Wednesday, May 18, 2011
You just haven't earned it yet, Baby
It's been a day already. I'm already bracing for tomorrow and with all the talk of what happened with the IMF Head and the maid in the Midtown Manhattan hotel room, there's an even greater sense of pressure from the day I wish I could forget. There's the fury of what happened, but the weight of knowing that freedom has its downside. It means people like him can continue doing what they do.
Nevertheless, one must carry on and that's what I've done.So far today's landscape is, um, varied.
1. Using coupons, I got two free bags of cat food at Publix. A win.
2. The Kroger didn't have the 1/2 gallon of milk for a dollar as advertised, but I did pick up a $3.88 bottle of Malbec. I also got hugged by the guy who delivers the Pepsi products to the Kroger, Ingles and WalMart stores. The hug came after he showed me where the packets of Kool-Aid were. It was kind of creepy. Then he was leaving when I left and he helped me load the groceries into the car. It was all awkward and I was trying not to overreact, just thanked him with a stiff smile, I'm sure but it was just - - strange. I'm feeling strange. Maybe that's it.
And dammit, I forgot to stop at the customer service desk and ask for a rain check for the milk.
Good thing I bought that wine.
3. While I maneuvered around the curious cats to put the groceries away, the doorbell rang. A quick poke of my head into the dining room. The landlady. What did she want? She hadn't called ahead. Fiddlesticks. Did I mention that we're not supposed to have pets?
I pressed myself against the wall then dropped on all fours to crawl across the living room so she wouldn't see me. My plan was to go out the basement door and meet her in front. If I could distract her from going inside or looking at the windows, maybe I could prevent her from seeing the cats who would undoubtedly be pressing their noses against the windows watching to see what might happen next.

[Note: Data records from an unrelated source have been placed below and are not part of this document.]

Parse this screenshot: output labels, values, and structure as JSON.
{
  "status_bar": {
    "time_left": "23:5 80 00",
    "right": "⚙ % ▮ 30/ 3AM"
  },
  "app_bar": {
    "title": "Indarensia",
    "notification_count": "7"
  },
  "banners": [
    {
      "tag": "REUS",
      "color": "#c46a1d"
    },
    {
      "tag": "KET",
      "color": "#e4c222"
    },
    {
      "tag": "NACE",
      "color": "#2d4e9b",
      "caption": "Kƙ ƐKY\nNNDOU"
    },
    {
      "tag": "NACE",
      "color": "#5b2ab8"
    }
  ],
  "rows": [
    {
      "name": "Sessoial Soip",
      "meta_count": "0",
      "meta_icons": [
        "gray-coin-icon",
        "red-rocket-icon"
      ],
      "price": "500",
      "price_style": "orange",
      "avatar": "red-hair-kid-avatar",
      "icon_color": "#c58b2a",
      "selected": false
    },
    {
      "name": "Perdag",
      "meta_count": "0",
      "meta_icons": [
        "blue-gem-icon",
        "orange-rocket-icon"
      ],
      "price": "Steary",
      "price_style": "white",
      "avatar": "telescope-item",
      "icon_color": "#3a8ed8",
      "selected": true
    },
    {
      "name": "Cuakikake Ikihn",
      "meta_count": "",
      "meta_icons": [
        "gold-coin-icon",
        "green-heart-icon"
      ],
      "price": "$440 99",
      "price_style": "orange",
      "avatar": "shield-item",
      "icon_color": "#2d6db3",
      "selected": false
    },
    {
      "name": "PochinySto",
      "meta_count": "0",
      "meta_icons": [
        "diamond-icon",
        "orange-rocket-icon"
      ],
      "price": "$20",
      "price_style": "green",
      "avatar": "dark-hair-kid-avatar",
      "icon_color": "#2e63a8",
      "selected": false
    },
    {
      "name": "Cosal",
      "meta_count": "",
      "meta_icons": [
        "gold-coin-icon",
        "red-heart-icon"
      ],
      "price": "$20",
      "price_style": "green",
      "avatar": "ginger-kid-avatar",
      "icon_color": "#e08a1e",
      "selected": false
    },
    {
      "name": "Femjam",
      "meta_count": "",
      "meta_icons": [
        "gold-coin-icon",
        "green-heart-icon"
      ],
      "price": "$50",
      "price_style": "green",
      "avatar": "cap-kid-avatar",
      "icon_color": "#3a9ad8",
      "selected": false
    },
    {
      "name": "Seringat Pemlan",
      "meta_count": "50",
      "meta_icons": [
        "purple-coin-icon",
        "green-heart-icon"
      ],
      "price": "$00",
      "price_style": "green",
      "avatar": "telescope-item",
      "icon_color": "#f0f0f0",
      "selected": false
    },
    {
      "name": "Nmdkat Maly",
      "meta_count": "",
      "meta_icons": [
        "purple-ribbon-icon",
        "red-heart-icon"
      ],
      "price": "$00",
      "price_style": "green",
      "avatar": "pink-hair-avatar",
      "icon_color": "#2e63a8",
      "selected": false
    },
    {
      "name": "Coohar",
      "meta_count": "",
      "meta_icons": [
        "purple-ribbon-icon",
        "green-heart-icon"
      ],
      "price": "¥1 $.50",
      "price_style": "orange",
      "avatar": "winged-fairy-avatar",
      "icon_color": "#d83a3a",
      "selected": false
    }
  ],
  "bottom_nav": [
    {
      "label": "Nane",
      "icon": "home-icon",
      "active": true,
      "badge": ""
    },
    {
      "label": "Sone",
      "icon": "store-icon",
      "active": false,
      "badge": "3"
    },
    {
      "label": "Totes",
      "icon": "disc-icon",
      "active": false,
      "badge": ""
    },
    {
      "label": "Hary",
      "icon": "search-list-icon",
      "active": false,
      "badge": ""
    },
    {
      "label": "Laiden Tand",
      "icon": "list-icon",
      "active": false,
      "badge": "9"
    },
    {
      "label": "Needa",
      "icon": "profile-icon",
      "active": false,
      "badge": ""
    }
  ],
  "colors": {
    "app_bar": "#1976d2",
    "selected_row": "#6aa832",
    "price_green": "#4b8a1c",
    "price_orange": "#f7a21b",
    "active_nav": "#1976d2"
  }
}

She had other ideas. She met me halfway around the back. We chatted briefly while she took photos of the peeling exterior paint. She said she was glad to meet me finally. I didn't correct her. We actually met two years ago when I met her in the Kroger parking lot to get the lease and keys to the house.
Why does it feel like my life is resembling a bad sitcom more and more?
4. I tried to be calm and nice, but I ended up muttering fuck and bursting into tears while talking to the travel agent whose unpleasant task it was to tell me that Chloe's plane ticket is nonrefundable. Oh, that fine print. I know.
Okay, who in England wants to host my kid from July 10 - August 10 because we've just paid an extraordinary amount of money for this damn plane ticket for which Delta can't see their way to refund the money? She can au pair for you. She can clean. She could easily learn to drive on the other side of the road, if necessary. If it goes well, you can even keep her. She doesn't eat much. Toss her a bagel or a scone and she's good for a day.
The travel agent was nice about it. The kindness of strangers and all that. (insert sound of grinding teeth)
5. I wiped my tears and emailed Cambridge a very professional sounding letter begging for a refund of Chloe's deposit. I emailed a nastygram to Chloe. (Careful here on your comments, I'm allowed to beat up on my kids, but you aren't, also, parental sanctimony isn't a great idea today. Thanks.) Fingers crossed that Cambridge will be reasonable because right now I'm not feeling terribly reasonable.
6. Why can't I be one of those people who can't eat when they're upset because the last couple of weeks would have been guaranteed to have helped me shed twenty pounds. But no. Of course not. In my head, problems are solved by copious amounts of sugar and fat. Please pass the bacon and chocolate ice cream.
7. Good thing I bought that bottle of wine.
8. There are many good things amongst the wacky, the unfortunate, the frustrating. I received another delightful treat in the mail. Teri Carter, of The Carter Library, sent me a handbag, a pocketbook, a purse and a bag. Some of them even came with their own bags. They're an assortment of colors and styles that will up my panache factor in ways I cannot even begin to tell you. I've had great fun modeling them for the cats and anyone else who will look. I even include accompanying music in the form of hummed I Feel Pretty!
For now I'm carrying the blue Coach bag. The color says Spring and all my stuff fits into it with room to spare. If I try, I bet I can even fit that bottle of Malbec in there. Thank you, Teri, for thinking of me. I appreciate it very much.
9. Now I wish I'd gotten two bottles of wine. Maybe I'll take that Coach bag back to Kroger and see how many Malbec bottles it will hold. A couple of nights in the local lock up might do me some good.
10. I'm reading The Memory Palace by Mira Bartok. Here we are again at the issue of perspective. As bad as things may seem, one can always find someone who's having or who has had a harder time of it.
That doesn't mean I won't be swimming in the bottle of Malbec with all the self-pity I can muster. Let's not give me more credit than I deserve. It just means I understand that my bad is someone else's are you fucking kidding me, you drama lightweight?
Sally forth, my loves, using whatever coping mechanisms you trust. Whats new?